Diverses attributions du nom
Il semble que ce soit d’abord le pont qui franchissait la Turdine qui ait porté le nom de Sapéon. Est-ce seulement la proximité ou la contiguïté de la maison Sappeyon avec le pont qui est à l’origine de cette appellation, ou bien cette famille a-t-elle participé à sa construction, à sa garde, à son entretien…?
Le début de la rue Sapéon avant sa démolition
En 1451, les cartes terristes mentionnent une maison « juxta carreriam publicam tendentem du Triompheur ad portam pontis… » (qui jouxte la charrière publique tendant du Triompheur à la porte du pont), sans citer le nom de Sapéon.

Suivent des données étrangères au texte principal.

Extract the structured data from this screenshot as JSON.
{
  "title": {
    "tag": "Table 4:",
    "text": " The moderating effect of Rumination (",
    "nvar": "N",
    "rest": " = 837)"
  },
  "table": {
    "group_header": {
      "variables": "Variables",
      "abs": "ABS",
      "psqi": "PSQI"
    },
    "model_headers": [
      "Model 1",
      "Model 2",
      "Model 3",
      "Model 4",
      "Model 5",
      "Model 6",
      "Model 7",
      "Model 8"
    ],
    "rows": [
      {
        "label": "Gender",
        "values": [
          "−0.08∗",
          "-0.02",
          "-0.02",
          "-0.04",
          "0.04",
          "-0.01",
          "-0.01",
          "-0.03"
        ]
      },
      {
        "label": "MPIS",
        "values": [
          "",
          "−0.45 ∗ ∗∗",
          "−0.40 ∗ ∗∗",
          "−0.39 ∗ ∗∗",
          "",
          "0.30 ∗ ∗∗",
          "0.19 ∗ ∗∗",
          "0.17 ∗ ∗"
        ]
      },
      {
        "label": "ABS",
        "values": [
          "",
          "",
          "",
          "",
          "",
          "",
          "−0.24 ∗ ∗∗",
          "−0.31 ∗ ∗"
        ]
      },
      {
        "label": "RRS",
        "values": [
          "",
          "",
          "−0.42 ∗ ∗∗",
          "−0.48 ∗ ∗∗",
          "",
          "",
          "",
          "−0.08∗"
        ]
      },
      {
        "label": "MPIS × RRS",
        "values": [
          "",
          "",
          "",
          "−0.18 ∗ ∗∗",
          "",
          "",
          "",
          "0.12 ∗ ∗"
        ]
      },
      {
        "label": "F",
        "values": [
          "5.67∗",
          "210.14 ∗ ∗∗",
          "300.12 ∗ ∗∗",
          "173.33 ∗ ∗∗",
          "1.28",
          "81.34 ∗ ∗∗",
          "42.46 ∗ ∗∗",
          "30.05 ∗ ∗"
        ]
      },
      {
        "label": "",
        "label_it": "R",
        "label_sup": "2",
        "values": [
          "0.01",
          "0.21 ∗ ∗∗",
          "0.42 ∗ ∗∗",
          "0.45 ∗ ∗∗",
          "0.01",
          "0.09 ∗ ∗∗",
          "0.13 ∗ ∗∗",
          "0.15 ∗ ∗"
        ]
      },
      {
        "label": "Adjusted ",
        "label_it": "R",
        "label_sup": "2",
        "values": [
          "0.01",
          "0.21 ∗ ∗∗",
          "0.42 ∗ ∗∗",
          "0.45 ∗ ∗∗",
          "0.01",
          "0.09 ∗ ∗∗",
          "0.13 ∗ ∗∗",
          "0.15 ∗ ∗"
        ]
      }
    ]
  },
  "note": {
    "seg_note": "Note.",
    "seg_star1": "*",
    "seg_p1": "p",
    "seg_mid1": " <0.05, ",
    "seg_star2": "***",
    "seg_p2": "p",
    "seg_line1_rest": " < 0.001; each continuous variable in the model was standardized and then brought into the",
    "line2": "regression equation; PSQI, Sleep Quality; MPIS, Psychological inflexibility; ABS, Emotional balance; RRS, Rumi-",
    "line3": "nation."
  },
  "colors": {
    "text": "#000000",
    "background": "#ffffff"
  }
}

L’autre extrémité de la rue, près du pont
En revanche, dès 1542, on parle du « chemin tendant du PONT SAPPEON dudict L’Arbresle à St Germain… » ou encore en 1574, « la charrière tendant du PONT SAPPEYON à la petite fonteyne… » , en 1698, « louage d’une chambre située près le PONT SAPEON »….
En 1668, la description de l’état du grand chemin royal de Lyon à Paris mentionne « ledit pont de la rivière Turdine est composé d’une arcade, son pavé en bon état, ses parapets par les deux faces dégradés sur dix toises de longueur… ledit pont et ses avenues ayant vingt six toises de longueur avec une porte carrée au bout d’icelui supportée par des jambages en pierres taillées ».
La crue de 1715 emporte le pont qui ne sera pas reconstruit à cet emplacement : dès 1716, on peut lire « la rue tendant de la place du marché à L’ANTIEN PONT SAPEON… » ou encore en 1754 « la rue tendante du trionfeur à l’ANCIEN PONT SAPEON ». Le plan du bourg de L’Arbresle dressé vers le milieu du XVIIIème siècle porte la mention « icy était le pont Sapéon ». En l’an II de la République on parle encore de « la rue tendant à L’ANCIEN PONT SAPPEON ».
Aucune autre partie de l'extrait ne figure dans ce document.